Gene-drive into insect populations with age and spatial structure: a theoretical assessment

The potential benefits and risks of genetically engineered gene‐drive systems for replacing wild pest strains with more benign strains must be assessed prior to any field releases. We develop a computer simulation model to assess the feasibility of using engineered underdominance constructs to drive transgenes into age‐ and spatially structured mosquito populations. Our practical criterion for success is the achievement of a transgene frequency of at least 0.80 within 3 years of release. The impacts of a number of parameters that may affect the success of gene‐drive, such as the release area, release age, density‐dependent larval survival, fitness cost of the engineered genes, and migration probability of adults, are examined. Results show that patchy release generally requires the release of fewer engineered insects to achieve success than central release. When the fitness cost is very low, central release covering 25% of the total area can be more effective than a completely uniform release over the whole area. This study demonstrates that to determine the best method of spatial release, and the total number of engineered insects that must be released, it is important to take into account the age and sex of the released insects and spatial structure of the population.

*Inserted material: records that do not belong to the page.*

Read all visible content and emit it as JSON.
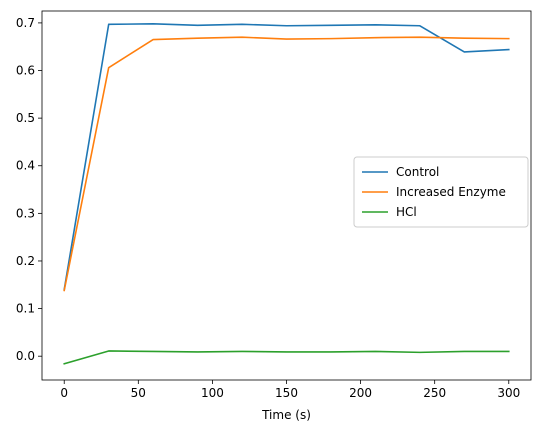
{
  "chart_data": {
    "type": "line",
    "title": "",
    "xlabel": "Time (s)",
    "ylabel": "",
    "xlim": [
      -15,
      315
    ],
    "ylim": [
      -0.05,
      0.725
    ],
    "xticks": [
      0,
      50,
      100,
      150,
      200,
      250,
      300
    ],
    "xtick_labels": [
      "0",
      "50",
      "100",
      "150",
      "200",
      "250",
      "300"
    ],
    "yticks": [
      0.0,
      0.1,
      0.2,
      0.3,
      0.4,
      0.5,
      0.6,
      0.7
    ],
    "ytick_labels": [
      "0.0",
      "0.1",
      "0.2",
      "0.3",
      "0.4",
      "0.5",
      "0.6",
      "0.7"
    ],
    "grid": false,
    "legend_position": "center-right",
    "x": [
      0,
      30,
      60,
      90,
      120,
      150,
      180,
      210,
      240,
      270,
      300
    ],
    "series": [
      {
        "name": "Control",
        "color": "#1f77b4",
        "values": [
          0.14,
          0.697,
          0.698,
          0.695,
          0.697,
          0.694,
          0.695,
          0.696,
          0.694,
          0.639,
          0.644
        ]
      },
      {
        "name": "Increased Enzyme",
        "color": "#ff7f0e",
        "values": [
          0.138,
          0.606,
          0.665,
          0.668,
          0.67,
          0.666,
          0.667,
          0.669,
          0.67,
          0.668,
          0.667
        ]
      },
      {
        "name": "HCl",
        "color": "#2ca02c",
        "values": [
          -0.016,
          0.011,
          0.01,
          0.009,
          0.01,
          0.009,
          0.009,
          0.01,
          0.008,
          0.01,
          0.01
        ]
      }
    ]
  }
}
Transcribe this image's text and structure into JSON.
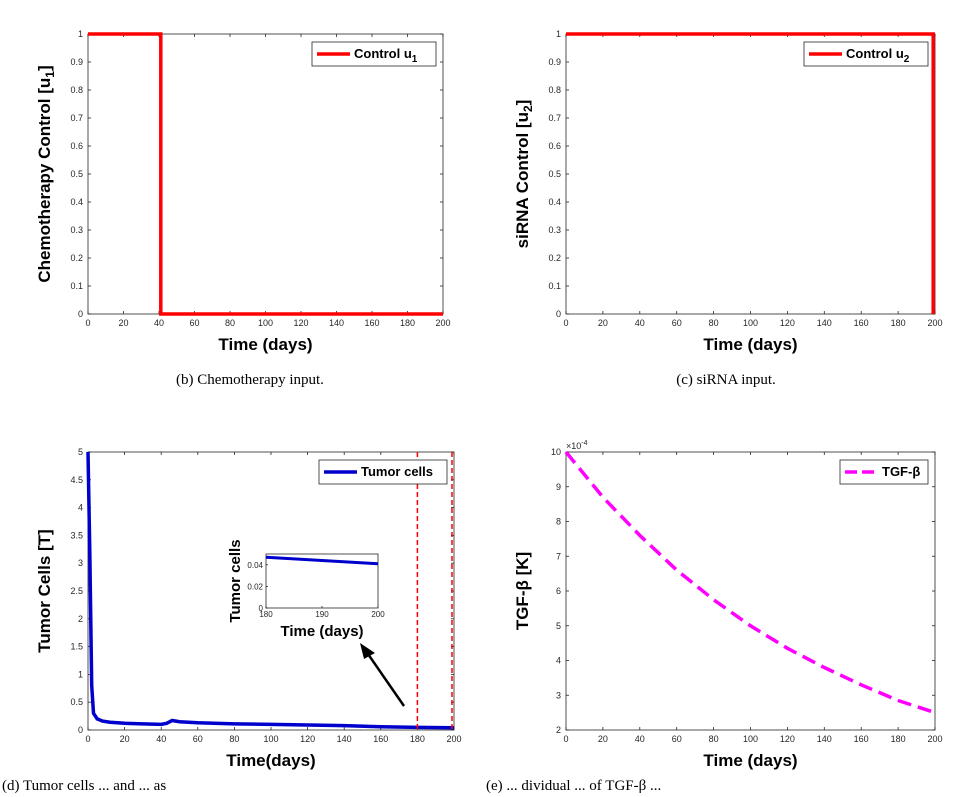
{
  "chart_data": [
    {
      "id": "chemo",
      "type": "line",
      "xlabel": "Time (days)",
      "ylabel": "Chemotherapy Control [u",
      "ylabel_sub": "1",
      "ylabel_end": "]",
      "xlim": [
        0,
        200
      ],
      "ylim": [
        0,
        1
      ],
      "xticks": [
        0,
        20,
        40,
        60,
        80,
        100,
        120,
        140,
        160,
        180,
        200
      ],
      "yticks": [
        0,
        0.1,
        0.2,
        0.3,
        0.4,
        0.5,
        0.6,
        0.7,
        0.8,
        0.9,
        1
      ],
      "legend": {
        "label": "Control u",
        "sub": "1",
        "placement": "top-right"
      },
      "series": [
        {
          "name": "Control u1",
          "color": "#ff0000",
          "style": "solid",
          "x": [
            0,
            41,
            41,
            200
          ],
          "y": [
            1,
            1,
            0,
            0
          ]
        }
      ],
      "caption": "(b) Chemotherapy input."
    },
    {
      "id": "sirna",
      "type": "line",
      "xlabel": "Time (days)",
      "ylabel": "siRNA Control [u",
      "ylabel_sub": "2",
      "ylabel_end": "]",
      "xlim": [
        0,
        200
      ],
      "ylim": [
        0,
        1
      ],
      "xticks": [
        0,
        20,
        40,
        60,
        80,
        100,
        120,
        140,
        160,
        180,
        200
      ],
      "yticks": [
        0,
        0.1,
        0.2,
        0.3,
        0.4,
        0.5,
        0.6,
        0.7,
        0.8,
        0.9,
        1
      ],
      "legend": {
        "label": "Control u",
        "sub": "2",
        "placement": "top-right"
      },
      "series": [
        {
          "name": "Control u2",
          "color": "#ff0000",
          "style": "solid",
          "x": [
            0,
            199,
            199
          ],
          "y": [
            1,
            1,
            0
          ]
        }
      ],
      "caption": "(c) siRNA input."
    },
    {
      "id": "tumor",
      "type": "line",
      "xlabel": "Time(days)",
      "ylabel": "Tumor Cells [T]",
      "xlim": [
        0,
        200
      ],
      "ylim": [
        0,
        5
      ],
      "xticks": [
        0,
        20,
        40,
        60,
        80,
        100,
        120,
        140,
        160,
        180,
        200
      ],
      "yticks": [
        0,
        0.5,
        1,
        1.5,
        2,
        2.5,
        3,
        3.5,
        4,
        4.5,
        5
      ],
      "legend": {
        "label": "Tumor cells",
        "placement": "top-right"
      },
      "series": [
        {
          "name": "Tumor cells",
          "color": "#0000cd",
          "style": "solid",
          "x": [
            0,
            1,
            2,
            3,
            5,
            8,
            12,
            20,
            30,
            40,
            43,
            46,
            50,
            60,
            80,
            100,
            120,
            140,
            160,
            180,
            200
          ],
          "y": [
            5.0,
            3.2,
            0.8,
            0.3,
            0.2,
            0.16,
            0.14,
            0.12,
            0.11,
            0.1,
            0.12,
            0.17,
            0.15,
            0.13,
            0.11,
            0.1,
            0.09,
            0.08,
            0.06,
            0.047,
            0.04
          ]
        }
      ],
      "zoom_box": {
        "x": [
          180,
          200
        ],
        "color": "#ff0000"
      },
      "inset": {
        "xlabel": "Time (days)",
        "ylabel": "Tumor cells",
        "xlim": [
          180,
          200
        ],
        "ylim": [
          0,
          0.05
        ],
        "xticks": [
          180,
          190,
          200
        ],
        "yticks": [
          0,
          0.02,
          0.04
        ],
        "series": {
          "x": [
            180,
            200
          ],
          "y": [
            0.047,
            0.041
          ]
        }
      },
      "caption": "(d) Tumor cells ... and ... as"
    },
    {
      "id": "tgf",
      "type": "line",
      "xlabel": "Time (days)",
      "ylabel": "TGF-β [K]",
      "exponent": "×10",
      "exponent_pow": "-4",
      "xlim": [
        0,
        200
      ],
      "ylim": [
        2,
        10
      ],
      "xticks": [
        0,
        20,
        40,
        60,
        80,
        100,
        120,
        140,
        160,
        180,
        200
      ],
      "yticks": [
        2,
        3,
        4,
        5,
        6,
        7,
        8,
        9,
        10
      ],
      "legend": {
        "label": "TGF-β",
        "placement": "top-right"
      },
      "series": [
        {
          "name": "TGF-β",
          "color": "#ff00ff",
          "style": "dashed",
          "x": [
            0,
            20,
            40,
            60,
            80,
            100,
            120,
            140,
            160,
            180,
            200
          ],
          "y": [
            10.0,
            8.7,
            7.6,
            6.6,
            5.75,
            5.0,
            4.35,
            3.8,
            3.3,
            2.85,
            2.5
          ]
        }
      ],
      "caption": "(e) ... dividual ... of TGF-β ..."
    }
  ]
}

Gene-drive in age-structured insect populations.

To date, models of gene‐drive mechanisms proposed for replacing wild‐type mosquitoes with transgenic strains that cannot transmit diseases have assumed no age or mating structure. We developed a more detailed model to analyze the effects of age and mating‐related factors on the number of engineered insects that must be introduced into a wild population to achieve successful gene‐drive based on the Medea and engineered underdominance mechanisms. We found that models without age‐structure and mating details can substantially overestimate or underestimate the numbers of engineered insects that must be introduced. In general, introduction thresholds are lowest when young adults are introduced. When both males and females are introduced, assortative mating by age has little impact on the introduction threshold unless the introduced females have diminished reproductive ability because of their age. However, when only males are introduced, assortative mating by age is generally predicted to increase introduction thresholds. In most cases, introduction thresholds are much higher for male‐only introductions than for both‐sex introductions, but when mating is nearly random and the introduced insects are adults with Medea constructs, male‐only introductions can have somewhat lower thresholds than both‐sex introductions. Results from this model suggest specific parameters that should be measured in field experiments.